Understand, though, Rose was expressing feelings developed over a childhood during which he was completely ignored by his father, NBA star Jimmy Walker, while his single mother scratched and patched to make ends meet.
Those who grow up with struggle sometimes resent those who don't. It's not so much a race issue as it is a class issue.
Rose surely misused the pejorative, but I understand what he was trying to say.
It's not right, but it's real.
Rose said what many who shared his predicament thought or whispered. Duke's image, then and now, is that of an uptown school that excels in a downtown game.
As a private university in the South (North Carolina), Duke conjures implications of privilege and exclusivity that create rejection visuals for a poor, insecure boy from Detroit who couldn't presume hot meals or a warm bed -- or that there would be a meal and a bed.
"I was jealous of Grant Hill," Rose conceded in the documentary. "He came from a great black family. Congratulations. Your mom went to college and was roommates with Hillary Clinton. Your dad played in the NFL, is a very well-spoken and successful man.
"I was upset and bitter that my mom had to bust her hump for 20-plus years. I was bitter that I had a professional athlete that was my father that I didn't know."
Rose was bitter not only about his own experience but, like many others, about living in conditions where it was easy and lazy to reach conclusions about those with relative wealth. He needlessly victimized himself, but the ignorant and immature tend to be comfortable with easy and lazy.
To Rose, a kid who equated black with poor because it was his existence and that of those around him, the polished and handsome Hill was symbolized as less authentically black.

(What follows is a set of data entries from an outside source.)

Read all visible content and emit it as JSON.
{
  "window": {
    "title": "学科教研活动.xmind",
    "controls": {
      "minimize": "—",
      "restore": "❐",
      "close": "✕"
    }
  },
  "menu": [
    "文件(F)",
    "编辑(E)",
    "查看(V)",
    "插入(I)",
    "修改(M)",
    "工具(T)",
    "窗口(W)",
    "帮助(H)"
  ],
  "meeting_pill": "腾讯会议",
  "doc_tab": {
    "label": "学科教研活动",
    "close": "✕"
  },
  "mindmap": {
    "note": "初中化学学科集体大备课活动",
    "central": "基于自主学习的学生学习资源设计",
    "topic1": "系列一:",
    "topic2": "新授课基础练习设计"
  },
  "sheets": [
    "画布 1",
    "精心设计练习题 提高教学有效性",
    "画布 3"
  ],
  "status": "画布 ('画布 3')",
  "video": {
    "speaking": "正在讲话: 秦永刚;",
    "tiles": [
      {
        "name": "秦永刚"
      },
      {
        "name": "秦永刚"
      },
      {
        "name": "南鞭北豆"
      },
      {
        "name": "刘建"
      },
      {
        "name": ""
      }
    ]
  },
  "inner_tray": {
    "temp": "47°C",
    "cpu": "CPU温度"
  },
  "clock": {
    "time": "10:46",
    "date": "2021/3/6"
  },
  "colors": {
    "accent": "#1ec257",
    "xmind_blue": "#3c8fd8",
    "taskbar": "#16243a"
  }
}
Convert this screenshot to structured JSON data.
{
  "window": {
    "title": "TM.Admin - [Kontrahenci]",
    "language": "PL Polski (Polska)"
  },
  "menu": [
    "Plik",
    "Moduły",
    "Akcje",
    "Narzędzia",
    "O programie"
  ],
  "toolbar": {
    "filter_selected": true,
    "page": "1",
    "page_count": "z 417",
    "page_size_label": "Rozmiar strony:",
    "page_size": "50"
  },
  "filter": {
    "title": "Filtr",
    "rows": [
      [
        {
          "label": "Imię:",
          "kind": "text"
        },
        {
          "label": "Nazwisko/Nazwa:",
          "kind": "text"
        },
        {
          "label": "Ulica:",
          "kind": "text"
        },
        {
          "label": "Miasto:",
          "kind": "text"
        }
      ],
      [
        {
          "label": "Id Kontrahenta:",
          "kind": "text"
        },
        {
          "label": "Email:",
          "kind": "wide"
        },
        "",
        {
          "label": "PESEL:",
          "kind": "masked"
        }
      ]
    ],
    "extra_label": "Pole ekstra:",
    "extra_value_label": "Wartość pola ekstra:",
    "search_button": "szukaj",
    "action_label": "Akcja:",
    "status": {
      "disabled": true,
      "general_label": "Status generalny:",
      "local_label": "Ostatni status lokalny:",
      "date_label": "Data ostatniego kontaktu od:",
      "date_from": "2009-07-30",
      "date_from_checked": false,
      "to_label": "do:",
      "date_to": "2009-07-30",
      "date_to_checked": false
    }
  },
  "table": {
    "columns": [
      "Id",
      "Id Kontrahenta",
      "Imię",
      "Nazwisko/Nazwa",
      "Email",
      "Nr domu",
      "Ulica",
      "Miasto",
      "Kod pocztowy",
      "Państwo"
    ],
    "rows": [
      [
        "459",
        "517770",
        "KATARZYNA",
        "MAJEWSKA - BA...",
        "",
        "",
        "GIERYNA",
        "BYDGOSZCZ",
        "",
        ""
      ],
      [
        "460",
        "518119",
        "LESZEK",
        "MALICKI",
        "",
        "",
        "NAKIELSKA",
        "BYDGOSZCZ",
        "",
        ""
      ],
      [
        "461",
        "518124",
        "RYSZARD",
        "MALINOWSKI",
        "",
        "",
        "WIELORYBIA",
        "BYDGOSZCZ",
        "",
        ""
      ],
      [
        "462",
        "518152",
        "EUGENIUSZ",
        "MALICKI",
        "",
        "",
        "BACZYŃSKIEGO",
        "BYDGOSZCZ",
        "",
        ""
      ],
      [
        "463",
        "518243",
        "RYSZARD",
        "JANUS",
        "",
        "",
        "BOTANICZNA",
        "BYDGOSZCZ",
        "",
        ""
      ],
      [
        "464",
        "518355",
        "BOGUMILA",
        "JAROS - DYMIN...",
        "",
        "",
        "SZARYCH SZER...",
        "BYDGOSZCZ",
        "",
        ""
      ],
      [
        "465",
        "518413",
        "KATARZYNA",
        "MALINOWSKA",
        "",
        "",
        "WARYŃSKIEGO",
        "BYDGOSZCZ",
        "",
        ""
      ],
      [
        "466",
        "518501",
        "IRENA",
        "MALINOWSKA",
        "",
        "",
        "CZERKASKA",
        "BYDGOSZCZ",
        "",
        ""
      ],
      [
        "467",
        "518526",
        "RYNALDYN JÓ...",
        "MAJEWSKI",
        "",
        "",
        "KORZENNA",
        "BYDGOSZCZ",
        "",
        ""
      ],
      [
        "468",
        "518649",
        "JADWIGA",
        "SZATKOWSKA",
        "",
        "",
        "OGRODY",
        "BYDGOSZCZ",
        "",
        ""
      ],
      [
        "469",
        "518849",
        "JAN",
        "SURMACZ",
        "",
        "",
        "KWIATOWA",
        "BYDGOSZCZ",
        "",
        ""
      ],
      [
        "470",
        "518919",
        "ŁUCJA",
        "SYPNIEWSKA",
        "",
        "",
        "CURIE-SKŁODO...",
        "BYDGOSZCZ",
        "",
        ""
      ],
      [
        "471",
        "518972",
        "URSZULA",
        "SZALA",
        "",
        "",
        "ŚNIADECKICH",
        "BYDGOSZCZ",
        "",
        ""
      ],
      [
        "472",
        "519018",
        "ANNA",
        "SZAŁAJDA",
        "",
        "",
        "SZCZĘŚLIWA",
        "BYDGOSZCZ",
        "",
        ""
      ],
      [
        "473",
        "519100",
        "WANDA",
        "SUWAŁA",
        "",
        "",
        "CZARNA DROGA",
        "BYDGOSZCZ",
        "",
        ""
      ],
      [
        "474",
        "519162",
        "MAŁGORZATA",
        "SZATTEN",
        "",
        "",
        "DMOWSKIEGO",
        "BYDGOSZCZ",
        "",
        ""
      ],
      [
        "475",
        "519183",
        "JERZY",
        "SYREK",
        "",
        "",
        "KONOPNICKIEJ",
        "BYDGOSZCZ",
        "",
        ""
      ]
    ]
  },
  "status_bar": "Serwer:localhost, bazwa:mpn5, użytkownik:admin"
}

It wasn't right, but it was real.
Duke and its fresh-scrubbed players represented an America that Rose believed he couldn't access. He didn't imagine being invited through the same door through which Hill had walked. Even a poor black kid who received a Duke scholarship, like Will Avery, no longer conveyed poverty.
Rose's viewpoint is partly linked to race but mostly to class, insecurities and sensibilities. And it exists within most cultures.
I worked a 1996 fight in Las Vegas in which Oscar De La Hoya, an American Olympic gold medalist and a Mexican-American born and raised in East Los Angeles, was booed by a primarily Mexican-American crowd.
His opponent, Julio Cesar Chavez, the legend who still lived in Mexico, was showered with thunderous cheers. He was perceived as more authentic than the polished and handsome De La Hoya.
It's a shallow, ignorant viewpoint, but it exists. It's real.
Rose was as ignorant 20 years ago as he is honest now. His children have it better than he did, which means there are poor kids ignorant and immature enough to perceive them as less authentic than they -- until we better absorb the lessons of such moments as these.